Matignon tente une OPA sur l’intégration et la lutte contre les discriminations

Il n’y aura donc pas de ministère de l’Intégration. Selon nos informations, Jean-Marc Ayrault, qui pilote depuis des mois une «refondation» sur ce sujet, a tranché : il doit annoncer la création d’un commissariat général, ou haut-commissariat, consacré à l’intégration, à la lutte contre les discriminations et à l’égalité la semaine prochaine. Ainsi qu’une batterie de mesures concrètes. La nouvelle entité devrait être pilotée par un haut fonctionnaire placé sous l’autorité du Premier ministre. L’autre hypothèse consistant à y placer un ministre, et de préférence un poids lourd, a été écartée. Tout comme la solution de replacer l’intégration sous l’égide de Marisol Touraine, la ministre des Affaires sociales, selon le schéma qui existait avant que Nicolas Sarkozy fasse basculer l’ensemble des sujets liés aux étrangers vers le ministère de l’Identité nationale en 2007 (supprimé en 2010). Un schéma prolongé par Manuel Valls à son arrivée à l’été 2012, malgré une forte pression des associations qui, estimant que celui qui expulse ne peut pas être celui qui intègre, espéraient que l’immigration sortirait du périmètre de l’Intérieur.

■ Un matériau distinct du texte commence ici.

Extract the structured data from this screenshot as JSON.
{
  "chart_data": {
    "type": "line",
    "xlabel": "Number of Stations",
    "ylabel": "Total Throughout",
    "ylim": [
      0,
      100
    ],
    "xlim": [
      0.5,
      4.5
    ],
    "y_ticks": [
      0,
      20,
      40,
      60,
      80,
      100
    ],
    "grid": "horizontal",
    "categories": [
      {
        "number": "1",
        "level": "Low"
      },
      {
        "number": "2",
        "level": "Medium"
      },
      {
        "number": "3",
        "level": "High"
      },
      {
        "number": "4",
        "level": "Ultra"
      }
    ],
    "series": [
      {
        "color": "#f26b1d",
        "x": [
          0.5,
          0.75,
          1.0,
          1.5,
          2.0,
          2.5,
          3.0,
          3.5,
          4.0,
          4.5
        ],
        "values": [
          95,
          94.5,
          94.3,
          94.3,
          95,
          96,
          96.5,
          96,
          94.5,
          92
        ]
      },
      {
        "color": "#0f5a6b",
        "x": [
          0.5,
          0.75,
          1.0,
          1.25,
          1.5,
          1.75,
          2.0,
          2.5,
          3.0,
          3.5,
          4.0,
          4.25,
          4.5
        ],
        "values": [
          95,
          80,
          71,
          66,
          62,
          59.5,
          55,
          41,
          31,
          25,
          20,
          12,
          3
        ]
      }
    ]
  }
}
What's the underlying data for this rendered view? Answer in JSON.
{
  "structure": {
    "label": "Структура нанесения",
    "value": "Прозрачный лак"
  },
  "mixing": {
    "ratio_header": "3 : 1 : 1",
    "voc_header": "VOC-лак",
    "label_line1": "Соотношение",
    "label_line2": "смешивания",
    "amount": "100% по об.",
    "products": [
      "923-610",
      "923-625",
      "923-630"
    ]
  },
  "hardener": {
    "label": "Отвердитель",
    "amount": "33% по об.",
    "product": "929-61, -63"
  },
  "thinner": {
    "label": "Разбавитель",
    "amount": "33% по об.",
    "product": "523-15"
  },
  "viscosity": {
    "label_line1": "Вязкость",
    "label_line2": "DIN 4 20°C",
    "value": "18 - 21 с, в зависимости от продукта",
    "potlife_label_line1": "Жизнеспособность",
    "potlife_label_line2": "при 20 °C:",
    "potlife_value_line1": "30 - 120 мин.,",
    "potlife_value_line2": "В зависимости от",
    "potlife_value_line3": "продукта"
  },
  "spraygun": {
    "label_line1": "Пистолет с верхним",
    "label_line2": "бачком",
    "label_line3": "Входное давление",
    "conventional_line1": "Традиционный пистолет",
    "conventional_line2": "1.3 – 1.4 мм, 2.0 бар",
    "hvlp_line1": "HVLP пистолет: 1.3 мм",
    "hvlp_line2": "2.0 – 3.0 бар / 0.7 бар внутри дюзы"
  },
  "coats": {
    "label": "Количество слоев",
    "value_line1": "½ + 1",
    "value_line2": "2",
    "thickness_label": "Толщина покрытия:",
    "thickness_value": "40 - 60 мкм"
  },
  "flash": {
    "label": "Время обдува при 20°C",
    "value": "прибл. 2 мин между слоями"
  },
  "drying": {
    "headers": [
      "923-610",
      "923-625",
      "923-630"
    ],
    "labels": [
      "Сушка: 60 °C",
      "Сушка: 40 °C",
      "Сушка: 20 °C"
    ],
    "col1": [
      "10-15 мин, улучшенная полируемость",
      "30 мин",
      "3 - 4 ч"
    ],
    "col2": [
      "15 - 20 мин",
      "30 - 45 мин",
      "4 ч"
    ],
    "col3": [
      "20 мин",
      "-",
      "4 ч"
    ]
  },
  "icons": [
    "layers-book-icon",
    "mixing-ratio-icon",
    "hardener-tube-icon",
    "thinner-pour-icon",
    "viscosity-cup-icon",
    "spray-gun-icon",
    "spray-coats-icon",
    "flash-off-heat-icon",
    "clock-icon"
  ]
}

Cette nouvelle structure sera alimentée par des fonds en provenance de plusieurs ministères, dont l’Emploi, le Logement, la Ville, l’Education et l’Intérieur. «Pour rétablir l’égalité, il n’est pas nécessaire de créer des dispositifs spécifiques mais d’assurer l’accès à tous aux politiques de droit commun», indique Matignon. Soit un schéma qui ressemble furieusement à la défunte Halde, la Haute Autorité de lutte contre les discriminations et pour l’égalité.

Recentrage. Dans le processus, Valls aurait rechigné à lâcher du lest sur son périmètre et sur son budget. François Lamy, chargé de la ville auprès de Cécile Duflot, a alors expliqué à Ayrault que si Valls acceptait de ne pas avoir la tutelle sur l’intégration, lui aussi se retirait du jeu, laissant la porte ouverte au profil d’un haut fonctionnaire. La Place Beauvau se défend d’avoir compliqué les discussions : «Aucun ministère ne peut prétendre avoir seul le monopole sur cette politique d’intégration. Il existe un risque qu’elle soit associée aux étrangers. Donc le ministre recentre fortement son action sur l’accueil des étrangers durant les premières années. Cela va passer par le titre pluriannuel qui sera créé par la "loi immigration" et le développement de cours de langue française.» A entendre l’entourage du ministre, il n’y aurait donc pas de rétrécissement du périmètre de l’Intérieur, mais quand même un… recentrage. Autre preuve : la Direction générale des étrangers, créée l’été dernier, a déjà entériné la suppression du Secrétariat à l’immigration et à l’intégration. Même plaidoyer du côté de François Lamy : «J’ai toujours milité pour un dispositif interministériel qui, pour être efficace, doit reprendre tous les crédits dédiés à l’intégration, y compris ceux du ministère de l’Intérieur. Faute de moyens, on retombera dans la vieille structure de ministère de la parole de l’intégration.»

Décrié. Après la gestion calamiteuse du report de la «loi famille» cette semaine, c’est encore un sujet de société sensible qui se profile pour l’exécutif, même si la seule annonce de la création de cette structure ne devrait pas mettre le feu aux poudres. Quoique… Il y a fort à parier que droite et extrême droite ne manqueront pas de relever cette marque d’attention à l’égard des immigrés et de leurs descendants. Et que, quel qu’il soit, son budget sera décrié comme trop élevé en ces temps de crise économique. Le gouvernement risque aussi de décevoir à gauche, où certains espéraient une vraie refonte de la politique d’intégration. Reste à savoir si cette annonce sera accompagnée d’un discours fort d’Ayrault, ou s’il se contentera de lancer cette amorce de réforme presque en cachette. Une fois de plus.